My three beers to try at the Kentucky Craft Bash

The second-annual Kentucky Craft Bash happens Saturday, June 23 and the beer list, which numbers about 90, is now available. I won’t go into the entire list in this column, but let’s hit a few highlights from this all-Kentucky festival.

The three beers I’m most looking forward to trying are Brothers in Arms Stout with poblano peppers, aged in Willett bourbon barrels, from Alexandria Brewing; wood-aged, fruited sour ale with Italian plums from Country Boy Brewing; and 1792 Kentucky Common from Dreaming Creek Brewery.

I am excited about the Brothers in Arms stout, in part, because I love peppers in stout — it’s that simple. But it’s also one of close to 30 beers that will be tapped at the festival that also have been aged in Willett bourbon barrels. That should make for some wrecked palates… in the tastiest of ways.

I’m looking forward to the sour ale from Country Boy simply because I’ve never had a sour from Country Boy that I didn’t love. Seriously.

And my love of brewing history is what has me interested in Dreaming Creek’s Kentucky Common. Not only is the brewery named for a Richmond creek that, legend has it, was named by Daniel Boone… Not only that, but Kentucky Common wasn’t created until sometime in the mid-1800s, so the year in the name intrigues me.

Those Willett barrel beers all look pretty interesting, though, truth be told — from a Russian imperial stout (Akasha Brewing Co.) to a Belgian dubbel (Bircus Brewing of Ludlow) to an imperial oatmeal stout with coffee and maple syrup (Ethereal Brewing of Lexington), no two will be alike. Well, except for the influence of the fresh barrels the beer has been aging in for several months.

There’s more: My favorite beer names on the list are Alexandria Brewing Company Go Hop Yourself, for the snarky name and the hop potential; and Against the Grain’s An Ale of Interest, which I’ve not yet tried and, well, how could I not be interested? And honorable mention goes to Paducah Beer Werks’ The Dude, because Lebowski Fest is not far away.

Tickets to the festival can be purchased at; general admission tickets are $45 and VIP tickets, which include early entry, are $70.

13th Fest of Ale again a hit

The 13th Fest of Ale, which happened June 2, was yet another sellout, and it didn’t hurt that it was a sunny day — a nice break for a festival that has, at times over the years, fallen prey to passing storms.

From a pretzel necklace-making table — anyone who’s been to a beer fest is familiar with the pretzel necklace — to a firefighter-sponsored dunking booth, Fest of Ale was a hit, with beers, ciders and wines from near and far across, about 100 vendors.

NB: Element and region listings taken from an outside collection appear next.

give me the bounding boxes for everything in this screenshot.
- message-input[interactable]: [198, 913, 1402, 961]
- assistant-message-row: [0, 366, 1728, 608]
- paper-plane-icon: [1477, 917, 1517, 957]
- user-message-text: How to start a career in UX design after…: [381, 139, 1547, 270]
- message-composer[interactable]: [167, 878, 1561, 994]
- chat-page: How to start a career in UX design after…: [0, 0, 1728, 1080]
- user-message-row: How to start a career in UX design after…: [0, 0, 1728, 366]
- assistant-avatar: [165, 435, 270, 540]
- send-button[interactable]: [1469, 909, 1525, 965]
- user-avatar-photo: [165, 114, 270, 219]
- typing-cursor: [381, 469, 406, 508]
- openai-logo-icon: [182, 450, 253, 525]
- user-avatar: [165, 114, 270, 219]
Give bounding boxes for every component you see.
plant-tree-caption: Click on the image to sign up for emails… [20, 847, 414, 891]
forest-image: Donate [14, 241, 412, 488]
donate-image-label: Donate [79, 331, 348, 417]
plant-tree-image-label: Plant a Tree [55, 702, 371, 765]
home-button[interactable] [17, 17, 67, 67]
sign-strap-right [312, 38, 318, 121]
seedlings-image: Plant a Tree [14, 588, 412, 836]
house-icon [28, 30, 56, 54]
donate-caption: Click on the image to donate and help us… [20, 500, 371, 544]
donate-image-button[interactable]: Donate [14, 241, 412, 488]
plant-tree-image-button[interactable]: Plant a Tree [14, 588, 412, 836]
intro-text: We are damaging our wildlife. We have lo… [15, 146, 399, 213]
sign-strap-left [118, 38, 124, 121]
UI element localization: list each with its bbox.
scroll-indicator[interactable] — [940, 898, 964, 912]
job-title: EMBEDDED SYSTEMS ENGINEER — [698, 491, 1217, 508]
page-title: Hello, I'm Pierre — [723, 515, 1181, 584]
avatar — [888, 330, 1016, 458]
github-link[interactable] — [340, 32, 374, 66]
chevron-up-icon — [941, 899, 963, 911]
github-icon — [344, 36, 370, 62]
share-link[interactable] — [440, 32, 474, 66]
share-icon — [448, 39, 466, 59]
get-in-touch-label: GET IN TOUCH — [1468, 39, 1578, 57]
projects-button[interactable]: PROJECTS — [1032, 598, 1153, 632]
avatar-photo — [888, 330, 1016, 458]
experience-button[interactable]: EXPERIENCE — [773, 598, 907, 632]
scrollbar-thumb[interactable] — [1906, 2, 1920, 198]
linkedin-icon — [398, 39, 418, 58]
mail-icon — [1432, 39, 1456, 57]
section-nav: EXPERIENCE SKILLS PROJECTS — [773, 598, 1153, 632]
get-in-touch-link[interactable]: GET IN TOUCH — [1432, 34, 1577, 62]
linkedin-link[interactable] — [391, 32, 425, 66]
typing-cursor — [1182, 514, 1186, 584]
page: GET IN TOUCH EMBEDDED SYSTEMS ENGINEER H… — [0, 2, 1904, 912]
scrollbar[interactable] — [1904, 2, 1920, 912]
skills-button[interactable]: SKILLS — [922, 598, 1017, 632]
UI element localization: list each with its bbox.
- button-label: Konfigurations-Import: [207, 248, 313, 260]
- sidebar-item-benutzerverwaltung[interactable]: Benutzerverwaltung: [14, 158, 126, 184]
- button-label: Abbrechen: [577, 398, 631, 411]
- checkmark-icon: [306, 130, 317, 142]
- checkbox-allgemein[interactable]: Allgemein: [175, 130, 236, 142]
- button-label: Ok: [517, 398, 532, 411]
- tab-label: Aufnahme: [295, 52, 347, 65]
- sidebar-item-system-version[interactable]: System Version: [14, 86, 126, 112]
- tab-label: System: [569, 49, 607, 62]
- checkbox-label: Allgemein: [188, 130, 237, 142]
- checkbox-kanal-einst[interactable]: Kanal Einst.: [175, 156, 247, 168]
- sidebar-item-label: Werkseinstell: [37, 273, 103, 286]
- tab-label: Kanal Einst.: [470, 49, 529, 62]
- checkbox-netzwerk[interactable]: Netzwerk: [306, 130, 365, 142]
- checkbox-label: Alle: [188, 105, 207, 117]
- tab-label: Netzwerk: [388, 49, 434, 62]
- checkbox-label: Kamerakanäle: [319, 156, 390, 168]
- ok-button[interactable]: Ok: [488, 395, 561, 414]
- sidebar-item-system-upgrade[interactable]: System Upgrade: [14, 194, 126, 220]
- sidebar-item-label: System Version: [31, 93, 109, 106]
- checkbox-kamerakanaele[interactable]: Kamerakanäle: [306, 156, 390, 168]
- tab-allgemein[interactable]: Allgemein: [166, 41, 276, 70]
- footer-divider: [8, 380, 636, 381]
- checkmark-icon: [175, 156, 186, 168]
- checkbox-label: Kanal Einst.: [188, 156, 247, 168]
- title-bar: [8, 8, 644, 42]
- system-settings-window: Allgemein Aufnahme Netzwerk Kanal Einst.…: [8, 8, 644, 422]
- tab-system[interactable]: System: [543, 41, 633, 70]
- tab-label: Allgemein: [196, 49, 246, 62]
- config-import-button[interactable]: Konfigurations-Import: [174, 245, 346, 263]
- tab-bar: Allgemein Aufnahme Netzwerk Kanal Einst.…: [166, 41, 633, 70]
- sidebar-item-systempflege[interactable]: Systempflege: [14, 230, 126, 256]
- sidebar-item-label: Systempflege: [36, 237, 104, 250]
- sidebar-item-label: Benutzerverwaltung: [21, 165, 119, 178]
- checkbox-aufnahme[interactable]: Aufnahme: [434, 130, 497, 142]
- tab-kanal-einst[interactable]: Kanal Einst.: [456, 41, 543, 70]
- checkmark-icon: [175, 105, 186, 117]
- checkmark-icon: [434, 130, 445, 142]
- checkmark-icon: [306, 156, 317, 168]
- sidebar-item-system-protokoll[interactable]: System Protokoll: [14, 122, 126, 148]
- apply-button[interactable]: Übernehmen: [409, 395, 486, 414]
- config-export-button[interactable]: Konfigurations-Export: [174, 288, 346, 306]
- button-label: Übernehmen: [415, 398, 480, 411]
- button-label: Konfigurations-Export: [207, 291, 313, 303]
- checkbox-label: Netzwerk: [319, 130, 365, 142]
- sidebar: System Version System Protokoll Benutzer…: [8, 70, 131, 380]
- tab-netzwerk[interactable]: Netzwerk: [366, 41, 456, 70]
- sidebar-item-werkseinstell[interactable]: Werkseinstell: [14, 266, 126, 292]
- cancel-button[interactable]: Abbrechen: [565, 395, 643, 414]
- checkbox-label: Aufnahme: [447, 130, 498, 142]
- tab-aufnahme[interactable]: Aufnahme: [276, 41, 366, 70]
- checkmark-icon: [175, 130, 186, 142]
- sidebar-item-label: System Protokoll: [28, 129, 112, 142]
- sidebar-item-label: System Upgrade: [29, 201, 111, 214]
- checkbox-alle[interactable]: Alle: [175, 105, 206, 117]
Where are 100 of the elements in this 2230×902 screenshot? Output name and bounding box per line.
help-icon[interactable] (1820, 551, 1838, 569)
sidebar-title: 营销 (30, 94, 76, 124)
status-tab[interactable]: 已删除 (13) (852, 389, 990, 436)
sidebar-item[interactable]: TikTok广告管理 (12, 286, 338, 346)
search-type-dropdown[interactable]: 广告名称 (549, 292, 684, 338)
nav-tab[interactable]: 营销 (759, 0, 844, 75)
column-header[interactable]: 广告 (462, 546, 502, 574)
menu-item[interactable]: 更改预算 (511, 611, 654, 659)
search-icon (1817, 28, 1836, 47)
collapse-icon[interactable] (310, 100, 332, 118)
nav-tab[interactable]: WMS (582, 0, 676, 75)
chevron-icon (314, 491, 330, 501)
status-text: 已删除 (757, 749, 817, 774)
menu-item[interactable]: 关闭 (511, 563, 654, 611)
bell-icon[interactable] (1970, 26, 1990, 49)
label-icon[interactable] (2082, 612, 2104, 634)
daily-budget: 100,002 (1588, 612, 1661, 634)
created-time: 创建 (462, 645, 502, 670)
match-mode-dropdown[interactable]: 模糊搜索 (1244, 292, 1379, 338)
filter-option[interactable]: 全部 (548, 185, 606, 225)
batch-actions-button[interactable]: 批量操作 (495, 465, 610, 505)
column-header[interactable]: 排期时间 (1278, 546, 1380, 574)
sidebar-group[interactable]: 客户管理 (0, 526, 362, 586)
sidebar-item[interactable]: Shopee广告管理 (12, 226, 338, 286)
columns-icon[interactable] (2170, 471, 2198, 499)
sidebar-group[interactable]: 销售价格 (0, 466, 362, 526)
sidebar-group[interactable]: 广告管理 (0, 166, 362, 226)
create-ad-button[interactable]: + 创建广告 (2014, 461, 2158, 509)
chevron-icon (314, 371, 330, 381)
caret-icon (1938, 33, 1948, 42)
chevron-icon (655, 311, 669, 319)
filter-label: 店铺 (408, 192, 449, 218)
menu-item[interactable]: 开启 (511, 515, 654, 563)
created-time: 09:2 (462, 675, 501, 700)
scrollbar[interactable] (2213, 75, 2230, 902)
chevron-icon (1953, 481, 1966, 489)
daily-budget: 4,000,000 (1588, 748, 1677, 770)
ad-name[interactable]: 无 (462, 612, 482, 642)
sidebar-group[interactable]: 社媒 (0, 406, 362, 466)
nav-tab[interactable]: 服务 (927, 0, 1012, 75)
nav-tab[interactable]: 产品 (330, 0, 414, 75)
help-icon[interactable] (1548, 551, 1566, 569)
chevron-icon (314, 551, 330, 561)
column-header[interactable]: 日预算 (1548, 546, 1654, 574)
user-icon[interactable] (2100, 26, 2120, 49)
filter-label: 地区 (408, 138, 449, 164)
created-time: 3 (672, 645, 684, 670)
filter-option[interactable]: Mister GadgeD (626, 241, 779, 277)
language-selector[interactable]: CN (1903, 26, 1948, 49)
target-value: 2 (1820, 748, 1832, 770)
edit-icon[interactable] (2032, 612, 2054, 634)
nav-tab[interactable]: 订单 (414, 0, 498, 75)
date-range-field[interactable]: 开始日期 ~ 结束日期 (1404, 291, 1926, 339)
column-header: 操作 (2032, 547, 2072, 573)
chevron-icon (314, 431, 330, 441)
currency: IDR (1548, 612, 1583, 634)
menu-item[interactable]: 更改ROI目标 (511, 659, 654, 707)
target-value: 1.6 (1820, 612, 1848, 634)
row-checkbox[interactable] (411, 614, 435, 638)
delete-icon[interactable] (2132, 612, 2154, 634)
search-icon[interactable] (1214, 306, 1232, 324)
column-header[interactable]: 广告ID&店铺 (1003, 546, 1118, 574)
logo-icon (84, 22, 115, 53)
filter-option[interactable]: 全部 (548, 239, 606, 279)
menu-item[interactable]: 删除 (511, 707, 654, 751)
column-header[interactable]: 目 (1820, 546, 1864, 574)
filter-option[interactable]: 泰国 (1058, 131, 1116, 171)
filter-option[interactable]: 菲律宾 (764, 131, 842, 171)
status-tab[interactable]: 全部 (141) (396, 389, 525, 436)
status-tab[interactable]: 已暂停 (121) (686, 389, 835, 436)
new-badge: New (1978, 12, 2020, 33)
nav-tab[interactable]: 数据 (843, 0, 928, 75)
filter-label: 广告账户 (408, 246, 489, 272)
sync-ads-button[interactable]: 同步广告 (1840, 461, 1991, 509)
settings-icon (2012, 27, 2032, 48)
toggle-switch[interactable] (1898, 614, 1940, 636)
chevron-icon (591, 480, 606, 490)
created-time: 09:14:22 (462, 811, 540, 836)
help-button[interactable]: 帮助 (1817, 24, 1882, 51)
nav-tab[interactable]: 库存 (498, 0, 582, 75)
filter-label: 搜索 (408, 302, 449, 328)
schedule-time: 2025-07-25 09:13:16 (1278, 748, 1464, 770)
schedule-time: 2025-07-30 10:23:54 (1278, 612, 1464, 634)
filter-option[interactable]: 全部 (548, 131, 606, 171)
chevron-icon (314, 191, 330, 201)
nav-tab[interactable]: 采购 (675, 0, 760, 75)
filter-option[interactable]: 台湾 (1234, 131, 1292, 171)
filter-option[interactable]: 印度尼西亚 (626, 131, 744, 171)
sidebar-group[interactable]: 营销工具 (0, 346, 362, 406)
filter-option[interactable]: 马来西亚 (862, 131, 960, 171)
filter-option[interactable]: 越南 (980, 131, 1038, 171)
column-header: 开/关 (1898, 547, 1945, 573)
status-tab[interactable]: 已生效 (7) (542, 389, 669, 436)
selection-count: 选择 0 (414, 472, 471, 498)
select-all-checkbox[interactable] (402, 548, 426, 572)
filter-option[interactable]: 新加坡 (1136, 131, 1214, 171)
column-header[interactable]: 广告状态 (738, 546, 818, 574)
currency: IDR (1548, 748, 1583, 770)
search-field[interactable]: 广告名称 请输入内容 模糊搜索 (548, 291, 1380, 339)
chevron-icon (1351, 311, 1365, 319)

I didn’t discover anything special during my couple of hours there, but that didn’t mean the selection wasn’t varied and interesting. (For you “Dazed and Confused” fans, Indianapolis-based Sun King Brewing offered up a rye IPA called Alrye’d Alrye’d Alrye’d. In addition, California-based Firestone Walker Brewing Company made its Indiana debut.)

Founder Todd Antz said the festival raised roughly $17,000 for the WHAS Crusade for Children, which is about $1,000 more than last year, bringing to $125,000 the overall total over the course of the event’s life. Not bad for an event that started in the parking lot at the Clarksville, Indiana location of the Keg Liquors.

Goodwood Brewing expands into Florida

Next time you hit Tampa for vacation, you’ll be able to have a Louisville Lager or a Bourbon Barrel Stout. Goodwood Brewing Co. announced that it will partner with Republic National Distributing Co. for statewide distribution in the Sunshine State.

Brandy Barrel Honey Ale and Bourbon Barrel Ale also will be distributed statewide in Florida. Goodwood recently has begun distributing in Georgia and Minnesota. Goodwood also is sold in Indiana, Alabama, Virginia, Tennessee, South Carolina, West Virginia, Missouri and Oklahoma, along with its home state.

What’s in the fermenter?

Stopped by Falls City Brewing’s taproom the other day and started chatting with Head Brewer Cameron Finnis about what beers he was working on. He admitted that the fermenters were empty at the moment — even brewers have paperwork to do — but that he had a big brew planned for the next morning.

He told me he would be brewing a double IPA using Idaho 7 and Citra hops, saying, “I might add more, depending how I feel.”

The more, the merrier. The beer doesn’t yet have a name, but look for it in the taproom in about three weeks.